"What we can do together, no one of us can do alone."
Published : Tuesday, May 15, 2018 | 5:44 PM
Leigh Adams sits on her story tree and looks up at the branches. They extend this way and that, and intertwine like arms hugging. Her purple hair catches the light, as she points at the bark, “See the smiling faces?” she asks me.
Leigh has been the Artist-in-Residence and an Interpretive Horticulturalist at the Arboretum for the past ten years. She is a mosaic artist, activist, water harvester, educator, storyteller, longtime Altadena resident and all-around lovely soul. I feel very luck to have spent an afternoon talking and strolling with her through the gardens of the Arboretum–Leigh’s home away from home.
“Magic realism is a huge part of my life,” said Leigh, as we walked the grounds. This magic can be found in Leigh’s spirit. She buzzes with a warm electricity that brings you in and leaves you feeling open. It can also be found in her gardens. They are fertile and inviting places, places where you can set aside your daily burdens and daydream.

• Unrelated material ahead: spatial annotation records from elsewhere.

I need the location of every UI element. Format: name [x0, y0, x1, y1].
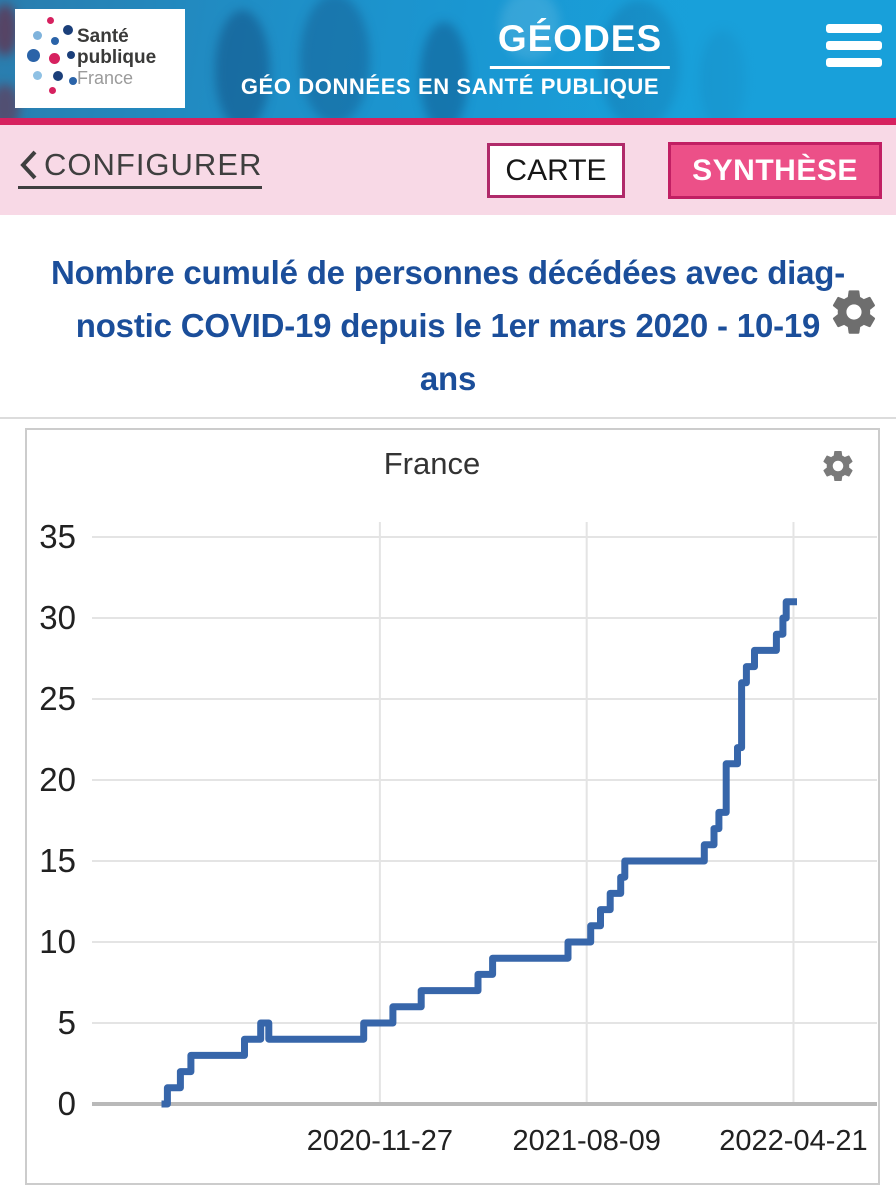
page-title-line: ans: [419, 360, 477, 397]
synthese-button[interactable]: SYNTHÈSE: [668, 142, 882, 199]
y-tick-label: 15: [39, 842, 76, 879]
indicator-settings-button[interactable]: [828, 286, 880, 338]
y-tick-label: 10: [39, 923, 76, 960]
sante-publique-france-logo[interactable]: Santé publique France: [15, 9, 185, 108]
x-tick-label: 2022-04-21: [719, 1125, 867, 1157]
header-accent-stripe: [0, 118, 896, 125]
y-tick-label: 5: [58, 1004, 76, 1041]
chart-settings-button[interactable]: [820, 448, 856, 484]
chart-card: France 2020-11-27 2021-08-09 2022-04-21 0 5 1…: [25, 428, 880, 1185]
logo-text-line1: Santé: [77, 26, 129, 47]
gear-icon: [832, 290, 876, 334]
y-tick-label: 25: [39, 680, 76, 717]
chart-plot-area: 2020-11-27 2021-08-09 2022-04-21 0 5 10 15 20 25…: [39, 518, 877, 1157]
app-title: GÉODES: [489, 18, 671, 69]
chevron-left-icon: [20, 150, 37, 180]
hamburger-icon: [826, 24, 884, 67]
y-tick-label: 30: [39, 599, 76, 636]
series-line-france: [161, 598, 797, 1108]
x-tick-label: 2021-08-09: [513, 1125, 661, 1157]
gear-icon: [823, 451, 853, 482]
page-title: Nombre cumulé de personnes décédées avec…: [18, 246, 878, 405]
page-title-line: Nombre cumulé de personnes décédées avec…: [50, 254, 846, 291]
y-tick-label: 0: [58, 1085, 76, 1122]
menu-button[interactable]: [826, 24, 884, 84]
x-tick-label: 2020-11-27: [307, 1125, 453, 1157]
logo-dots-icon: [23, 15, 81, 101]
page-title-line: nostic COVID-19 depuis le 1er mars 2020 …: [75, 307, 821, 344]
chart-title: France: [383, 446, 481, 481]
carte-button[interactable]: CARTE: [487, 143, 625, 198]
app-header: Santé publique France GÉODES GÉO DONNÉES…: [0, 0, 896, 125]
configurer-label: CONFIGURER: [44, 147, 263, 182]
app-subtitle: GÉO DONNÉES EN SANTÉ PUBLIQUE: [240, 74, 660, 99]
section-divider: [0, 417, 896, 419]
y-tick-label: 20: [39, 761, 76, 798]
logo-text-line2: publique: [77, 47, 157, 68]
y-tick-label: 35: [39, 518, 76, 555]
configurer-back-link[interactable]: CONFIGURER: [18, 147, 263, 189]
logo-text-line3: France: [77, 68, 134, 88]
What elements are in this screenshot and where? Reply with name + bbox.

One of which is the Crescent Farm at the Arboretum. The farm is Leigh’s brainchild; it has continued to grow and be enhanced by the help of the community and the consistent TLC of John Latsko, an Interpretive Horticulturalist at the Arboretum and, as Leigh puts it, “the best garden husband I could ask for.”
At the entrance to the Crescent Farm, stands a mosaic mural that children like to trace with their fingers. Artists from Skid Row were commissioned to create it. For many years, Leigh has taught for and worked closely with Piece by Piece, a nonprofit organization that provides free mosaic art workshops to low income and formerly homeless populations.

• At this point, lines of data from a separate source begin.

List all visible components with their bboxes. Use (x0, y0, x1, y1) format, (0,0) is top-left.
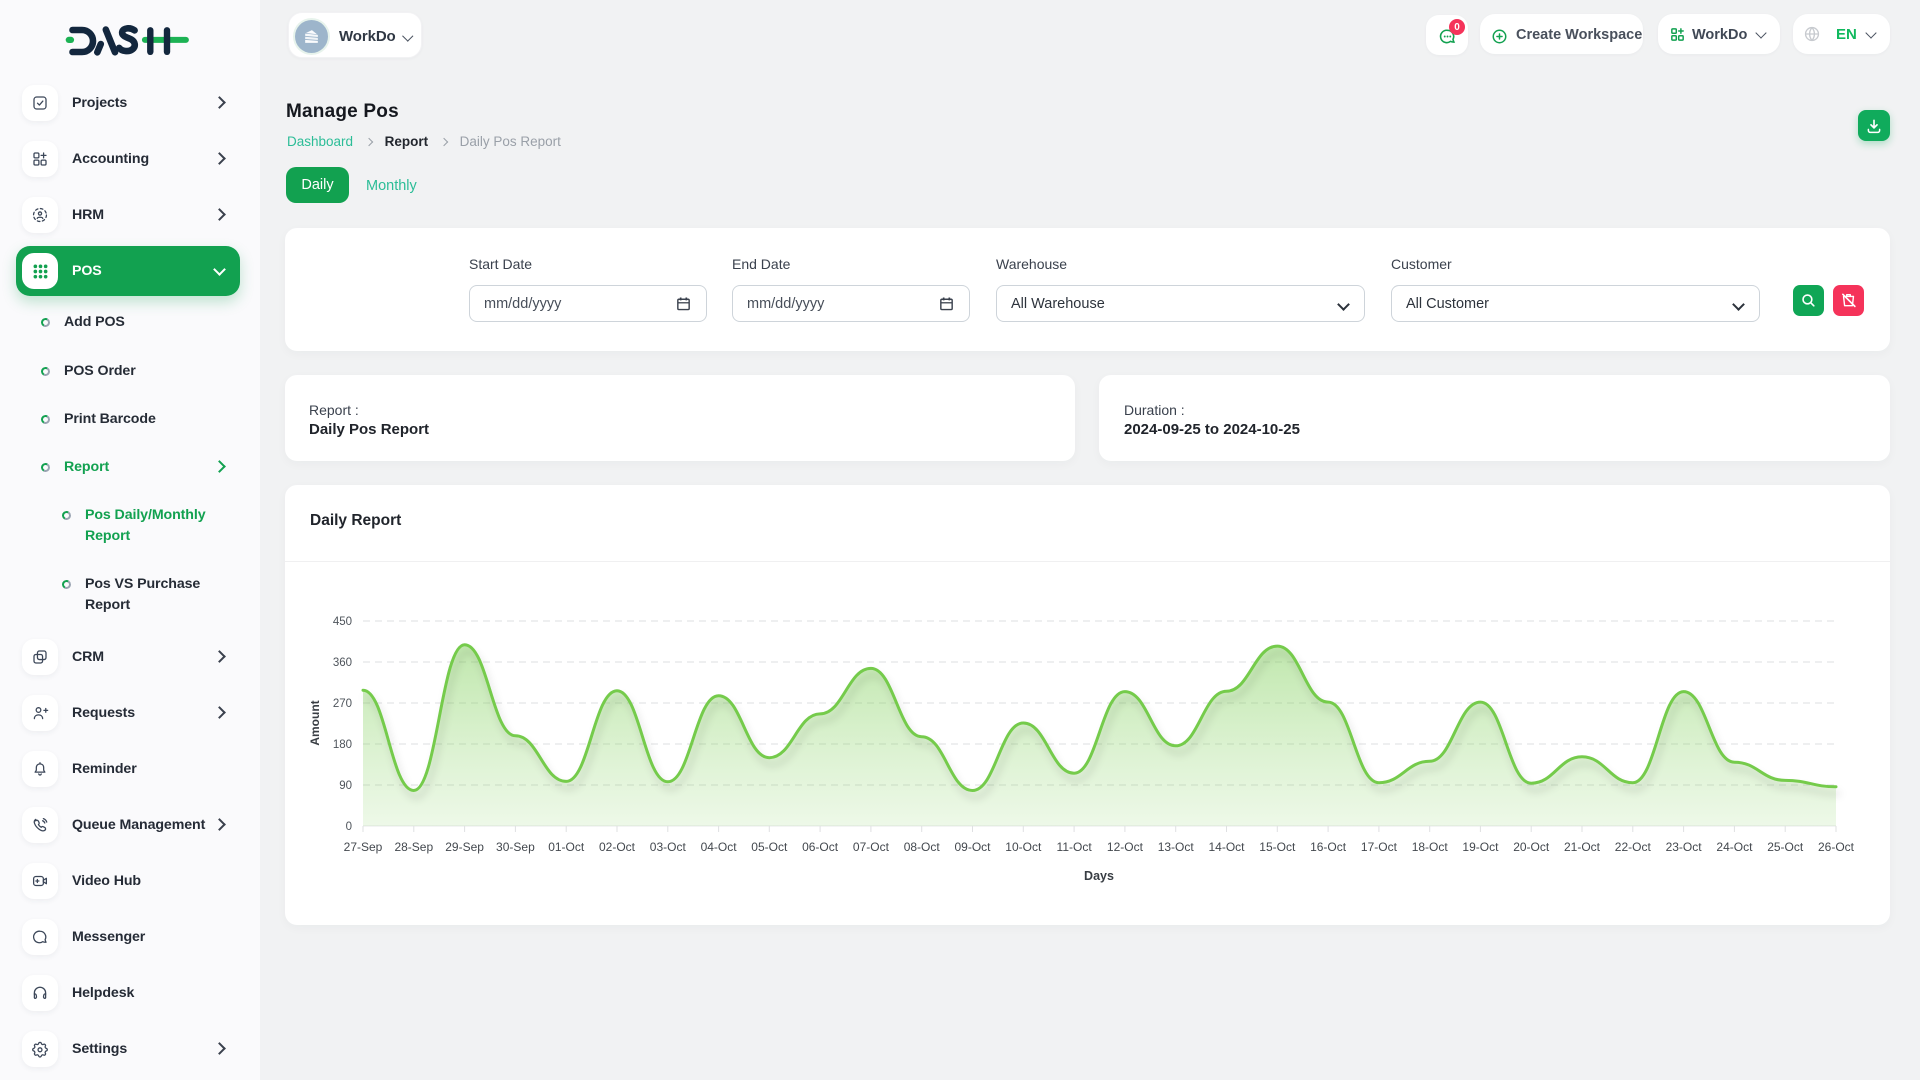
svg-text:360: 360 (333, 657, 352, 669)
svg-text:07-Oct: 07-Oct (853, 840, 890, 854)
svg-text:27-Sep: 27-Sep (344, 840, 383, 854)
svg-text:10-Oct: 10-Oct (1005, 840, 1042, 854)
svg-text:12-Oct: 12-Oct (1107, 840, 1144, 854)
svg-text:0: 0 (346, 821, 352, 833)
svg-text:01-Oct: 01-Oct (548, 840, 585, 854)
svg-text:23-Oct: 23-Oct (1666, 840, 1703, 854)
svg-text:02-Oct: 02-Oct (599, 840, 636, 854)
svg-text:450: 450 (333, 616, 352, 628)
svg-text:19-Oct: 19-Oct (1462, 840, 1499, 854)
svg-text:26-Oct: 26-Oct (1818, 840, 1855, 854)
svg-text:Days: Days (1084, 869, 1114, 883)
svg-text:14-Oct: 14-Oct (1208, 840, 1245, 854)
svg-text:15-Oct: 15-Oct (1259, 840, 1296, 854)
svg-text:28-Sep: 28-Sep (394, 840, 433, 854)
svg-text:90: 90 (339, 780, 352, 792)
svg-text:18-Oct: 18-Oct (1412, 840, 1449, 854)
svg-text:17-Oct: 17-Oct (1361, 840, 1398, 854)
svg-text:270: 270 (333, 698, 352, 710)
svg-text:05-Oct: 05-Oct (751, 840, 788, 854)
svg-text:11-Oct: 11-Oct (1057, 840, 1093, 854)
svg-text:08-Oct: 08-Oct (904, 840, 941, 854)
svg-text:Amount: Amount (308, 700, 322, 745)
svg-text:30-Sep: 30-Sep (496, 840, 535, 854)
svg-text:20-Oct: 20-Oct (1513, 840, 1550, 854)
svg-text:06-Oct: 06-Oct (802, 840, 839, 854)
svg-text:13-Oct: 13-Oct (1158, 840, 1195, 854)
svg-text:24-Oct: 24-Oct (1716, 840, 1753, 854)
svg-text:09-Oct: 09-Oct (954, 840, 991, 854)
svg-text:04-Oct: 04-Oct (701, 840, 738, 854)
svg-text:21-Oct: 21-Oct (1564, 840, 1601, 854)
svg-text:03-Oct: 03-Oct (650, 840, 687, 854)
svg-text:16-Oct: 16-Oct (1310, 840, 1347, 854)
svg-text:29-Sep: 29-Sep (445, 840, 484, 854)
svg-text:22-Oct: 22-Oct (1615, 840, 1652, 854)
svg-text:25-Oct: 25-Oct (1767, 840, 1804, 854)
svg-text:180: 180 (333, 739, 352, 751)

Leigh incorporates mosaic into all of her gardens and continues to host free mosaic workshops, as well as gardening workshops at the Crescent Farm. Participants learn the process behind habitat gardening–working with the land instead of against it–and water harvesting, or water optimization, a key part of Leigh’s gardening practice.
Water harvesting captures rainwater and water runoff, and uses it in lieu of unnatural irrigation systems. Leigh has helped to expand the public’s knowledge of water harvesting, and is at the helm of the urban sustainable agriculture movement because of it.

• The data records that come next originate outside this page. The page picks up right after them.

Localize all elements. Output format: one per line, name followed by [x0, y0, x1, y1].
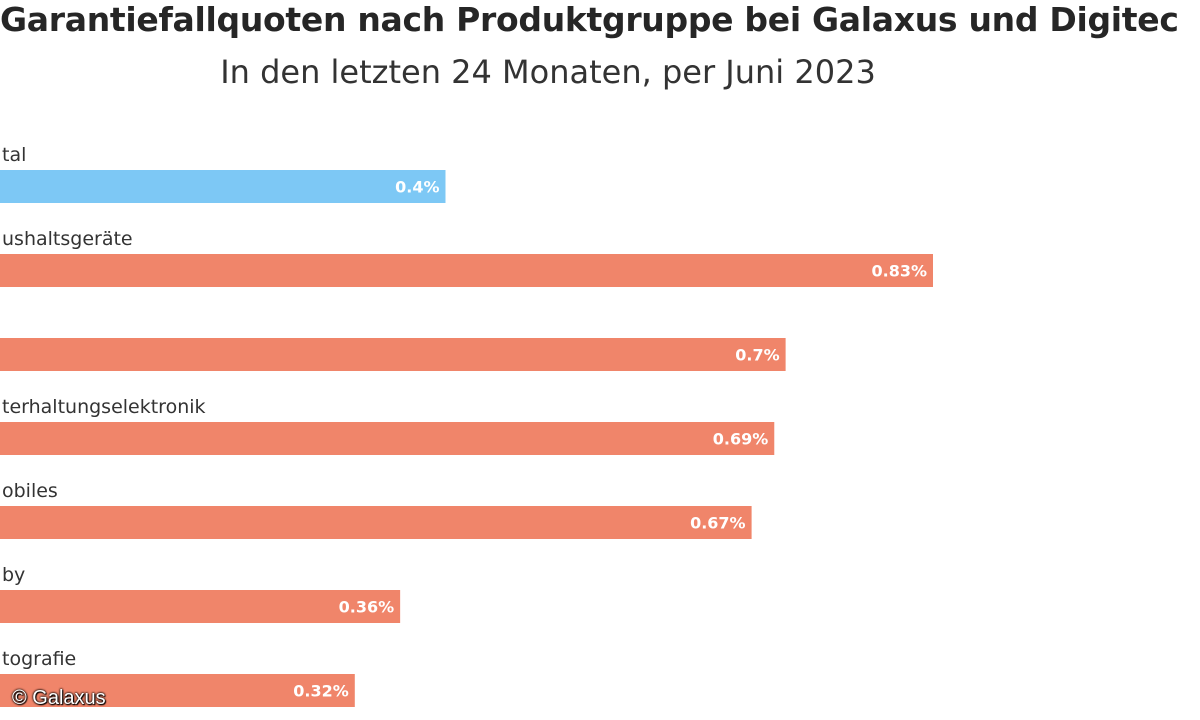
bar: [0, 506, 752, 539]
bar-value-label: 0.4%: [395, 178, 439, 197]
copyright-notice: © Galaxus: [12, 687, 106, 709]
bar: [0, 338, 786, 371]
bar-value-label: 0.7%: [735, 346, 779, 365]
category-label: tografie: [2, 648, 76, 670]
chart-subtitle: In den letzten 24 Monaten, per Juni 2023: [220, 53, 876, 91]
category-label: by: [2, 564, 25, 586]
category-label: ushaltsgeräte: [2, 228, 133, 250]
category-label: terhaltungselektronik: [2, 396, 206, 418]
bar: [0, 590, 401, 623]
category-label: tal: [2, 144, 26, 166]
bar-value-label: 0.67%: [690, 514, 746, 533]
bar-value-label: 0.36%: [339, 598, 395, 617]
bar: [0, 254, 933, 287]
category-label: obiles: [2, 480, 58, 502]
bar: [0, 422, 775, 455]
bar-value-label: 0.32%: [293, 682, 349, 701]
bar-value-label: 0.69%: [713, 430, 769, 449]
bar: [0, 170, 446, 203]
bar-value-label: 0.83%: [871, 262, 927, 281]
chart-title: Garantiefallquoten nach Produktgruppe be…: [0, 0, 1179, 39]
bar: [0, 674, 355, 707]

“If you master the process, you can have any product you want,” Leigh said about her work in the garden, the studio, and the classroom. For decades, her work as a teaching artist has taken her into schools through out Los Angeles and Pasadena. She stresses the power of collaboration to her students and “do[ing] what you believe in and see[ing] what comes of it.”
Leigh’s upcoming project will be working with Metabolic Studios to implement water-cleansing processes for the LA River. She is exploring the possibilities of ancient weaving with willow, a natural cleanser that belongs in the river. We look forward to seeing the ripples she creates!